Çoğuldizge Kuramı ve DTS ile bağlantılı olarak çalışmalarını betimleyici çeviri araştırmaları ışığında sürdüren bu grup, çevirileri betimleyecek yeni bir metodoloji üzerinde çalışmıştır. José Lambert ve Hendrik van Gorp’un sunduğu çalışma, kaynak dizge ile erek dizge arasında karşılaştırmalı bir çözümleme yapmaktadır. Bir dizgenin yazarı, metni, okuyucusu ve yazınsal normları diğer dizgenin yazarı, metni, okuyucusu ve yazınsal normları ile karşılaştırmaktadır. Bunun haricinde Lambert ve van Gorp, yazar ve çevirmenin amaçlarının, kaynak ve erek dizgedeki alımlamanın, farklı yazınsal dizgelerin ve hatta sosyolojik etkilerin de incelenmesi gerektiğini vurgulamışlardır (Gentzler 2001; 132; Munday, 2001; 120-121) .

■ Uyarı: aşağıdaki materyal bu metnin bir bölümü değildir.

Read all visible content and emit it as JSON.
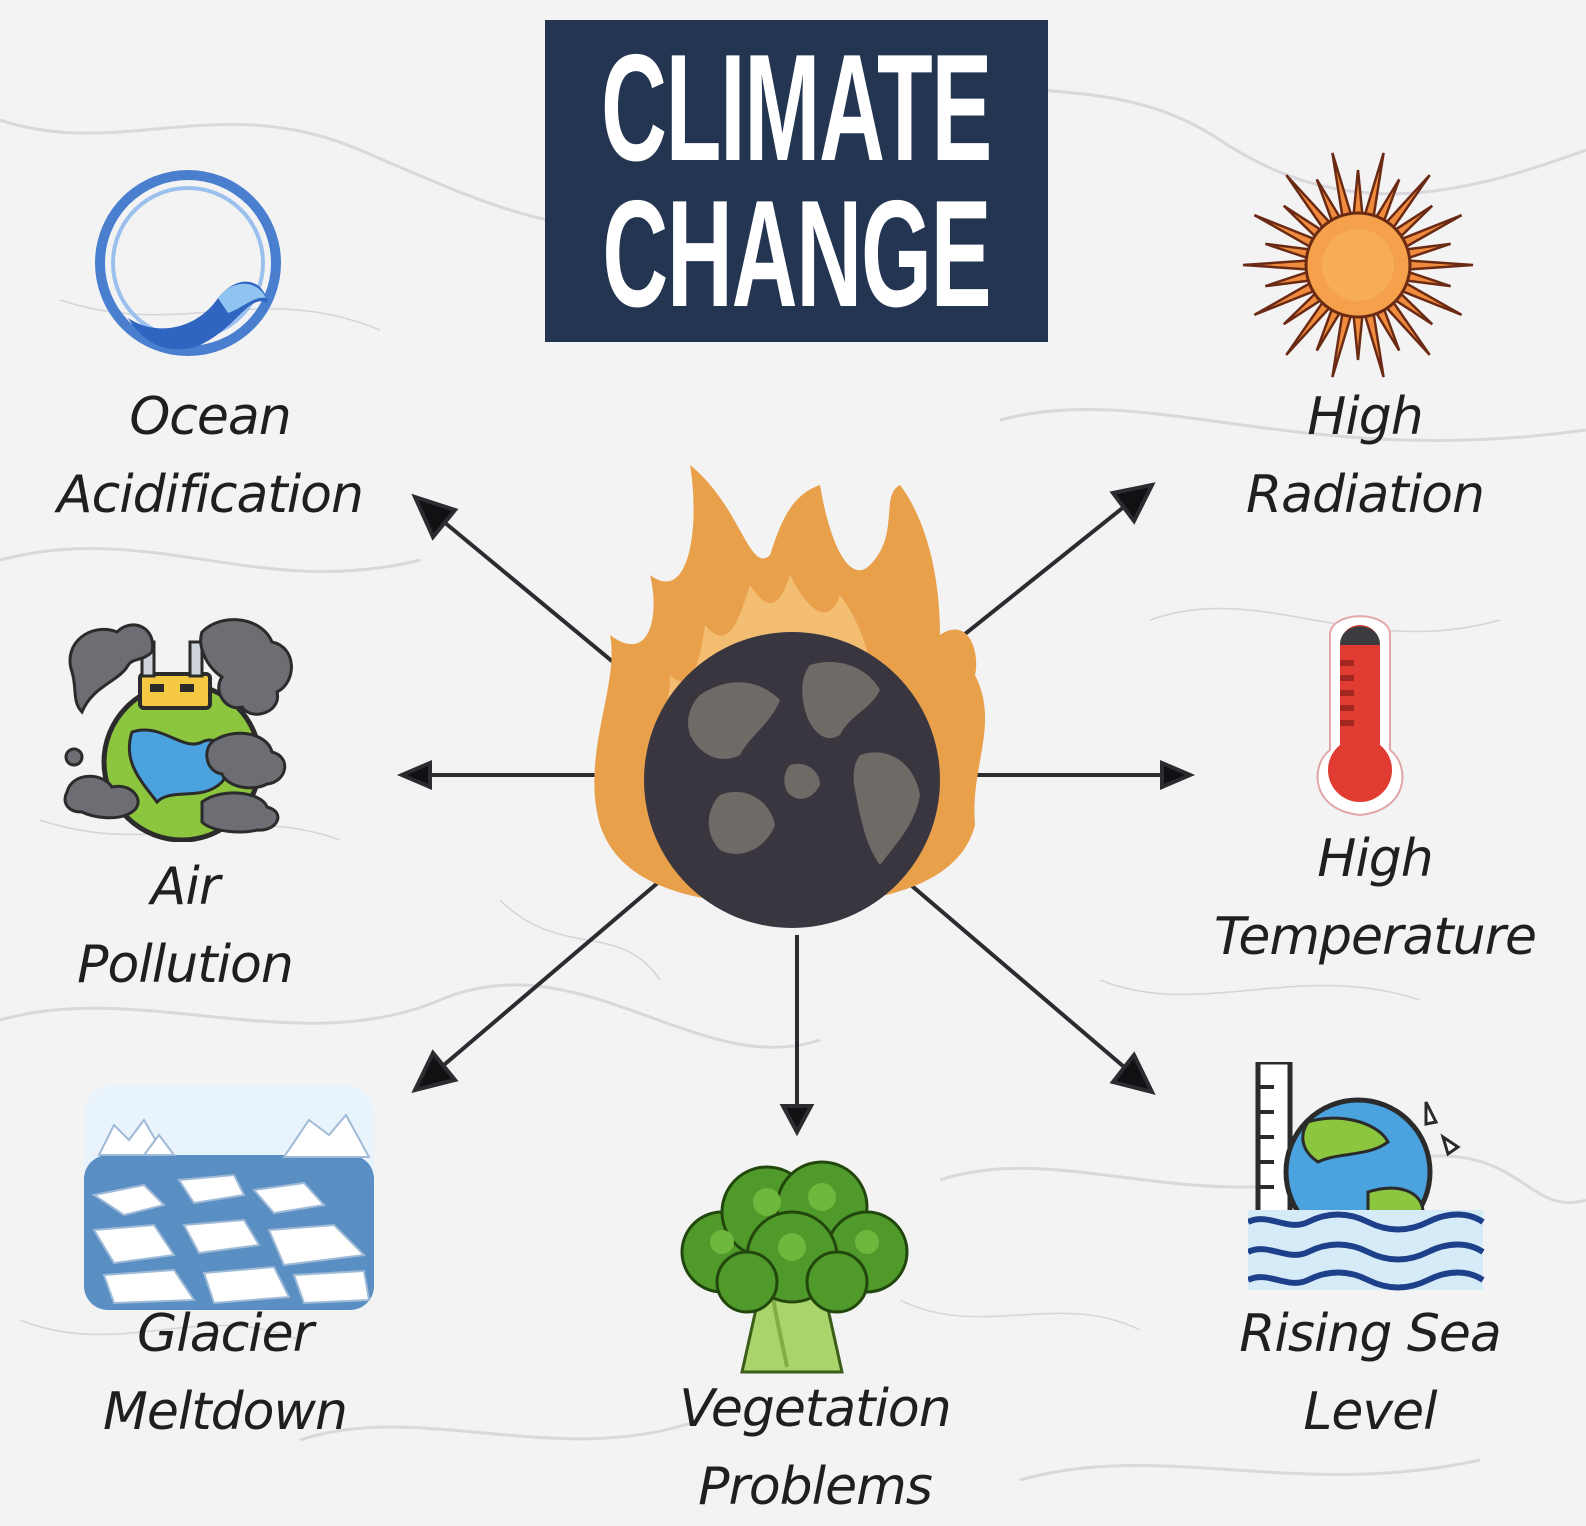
{
  "title": {
    "line1": "CLIMATE",
    "line2": "CHANGE"
  },
  "effects": {
    "ocean": {
      "line1": "Ocean",
      "line2": "Acidification",
      "icon": "ocean-wave-icon"
    },
    "radiation": {
      "line1": "High",
      "line2": "Radiation",
      "icon": "sun-icon"
    },
    "air": {
      "line1": "Air",
      "line2": "Pollution",
      "icon": "polluted-earth-icon"
    },
    "temperature": {
      "line1": "High",
      "line2": "Temperature",
      "icon": "thermometer-icon"
    },
    "glacier": {
      "line1": "Glacier",
      "line2": "Meltdown",
      "icon": "melting-ice-icon"
    },
    "vegetation": {
      "line1": "Vegetation",
      "line2": "Problems",
      "icon": "broccoli-icon"
    },
    "sea": {
      "line1": "Rising Sea",
      "line2": "Level",
      "icon": "rising-sea-icon"
    }
  },
  "center": {
    "icon": "burning-earth-icon"
  },
  "colors": {
    "title_bg": "#243552",
    "arrow": "#2b2b30",
    "flame": "#e8a04b",
    "earth": "#3a3640",
    "land": "#6f6a66"
  }
}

1985-1996 yılları arasında Almanya’nın Göttingen Üniversitesi’nde “Die Literarische Übersetzung” adında bir araştırma projesini tamamlayan bir başka grup ise Göttinger Beiträge zur Internationalen Übersetzungsforschung serisinde bu projenin bulgularını yayımlamıştır. Amerikalı yazarların Almanca’ya yapılan çevirileri incelenerek çevirinin bir ülkenin yazınsal yaşamına kattığı zenginliklerin vurgulandığı bu projede yaklaşım, Çoğuldizge Kuramı’nda olduğu gibi sadece

erek odaklı değil, aynı zamanda aktarım odaklıdır. Göttingen Üniversitesi’nin

araştırma grubu çeviriyi dilsel, yazınsal ve kültürel sınırları aşan bir eylem olarak ele almış ve kaynak ve erek tarafları, bunlar arasındaki farklılıkları ve özellikle de çevirmeni dikkate almasıyla DTS’den daha kapsamlı bir çözümleme yöntemi sunmuştur (Berk, 2005; 89).

Bu proje içerisinde yapılan durum çalışmaları sonucunda çevirinin kültürel tarihi oluşturulmuş, çevirinin Alman yazının gelişimindeki katkısı ortaya konmuştur (Stolze, 2001; 158).